Information about the monitoring itself (host information, connectors used, etc.) is provided in the Monitoring Information panel.
Detecting hardware failures
The Hardware Sentry - Main and Hardware Sentry - Site dashboards provide the number of Critical Alerts and Warning Alerts detected by Hardware Sentry. Additional information about the Current Alerts is provided in the Hardware Sentry - Main and Hardware Sentry - Host dashboards.
Reporting the energy usage and carbon emissions of your infrastructure
The Power, Cost, and CO₂ emissions section of the Hardware Sentry - Main dashboard reports how much kWh your infrastructure consumes daily, monthly, and yearly, the associated cost and carbon emissions.
The accuracy of this information is provided with the Margin of Error. A lower Margin of Error means a more accurate estimation.
Spotting the top consumer sites
You can spot the top consumer server rooms in the Sites section of the Hardware Sentry - Main dashboard by referring to the Total Power column. This column displays the total power consumption of all hosts in a site.
Once you have identified the top consumer sites, you can scroll down to the Top Consumers panel available in the Power and Host Information section to find out the top ten hosts that consume the most electricity across your entire infrastructure.
Note: The data is automatically refreshed according to the defined collection interval (By default: 2m).
This information can help you implement the best strategy for efficiency, such as replacing older equipment with more efficient ones or moving servers to a site with a lower electricity cost.
Click on one of the histogram's bar to drill down to the host level and get detailed information about a specific device.
Optimizing the ambient temperature in the data center
Data centers are energy-intensive facilities.
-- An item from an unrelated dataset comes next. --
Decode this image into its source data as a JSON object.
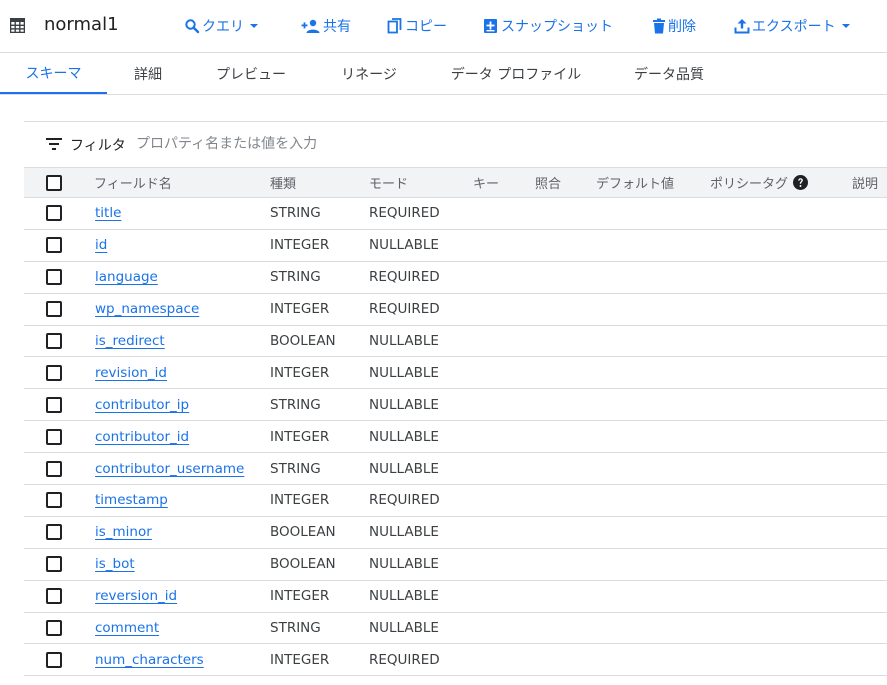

This energy is converted into heat that must be dissipated away from the equipment racks to maintain an optimal room temperature. Therefore, the hardware devices' temperature is a critical parameter that must be closely monitored.
In most data centers, the air conditioning system ensures the entire room’s ambient temperature is maintained at 65 degrees Fahrenheit (18 degrees Celsius), which is generally unnecessarily low to avoid overheating problems. Computer systems can safely operate with an ambient temperature significantly higher (see Google’s example, where they raised the temperature of their data centers to 80°F, i.e. 26.7°C). This is the fastest and cheapest method to reduce the energy consumed by a data center and improve its PUE.
From the Sites section of the Hardware Sentry - Main dashboard, refer to the Ambient Temperature column to spot the warmer sites. From cold blue to warm red, the color code helps you rapidly identify the sites where the overall temperature can be optimized.
The Heating Margin column exposes the number of degrees Celsius (°C) remaining before the temperature reaches the closest warning temperature threshold of a monitored host for each monitored site.
Note: Some hardware devices do not expose their overall temperature and are therefore not included in the heating margin computation. Hardware Sentry provides the percentage of the Monitoring Confidence per site in the Site dashboard.
Scroll down to the Hosts Temperatures section to assess the ambient temperature per host and identify the hosts that report the highest temperature.
These indicators can help you optimize your overall data center's ambient temperature by acting at the site or the host's level. Increasing the ambient temperature in a facility by 1 degree Celsius can lower your electricity consumption and reduce your carbon emission by 5%, based on an average PUE of 1.80 (default).
Estimating potential savings per site
The Site Temperature Optimization panel exposes detailed information about the heating margin for a specific site, including the temperature collected by hosts. This panel is particularly interesting to estimate the savings you could make if you increase the temperature of your facilities to the Recommended Site Temperature and how you can significantly reduce the carbon footprint of a site.
Note that the accuracy of the estimated values increases proportionally with the Monitoring Confidence percentage. This percentage is based on the number of hosts reporting temperature readings. The higher the number of hosts reporting temperature readings, the higher the confidence.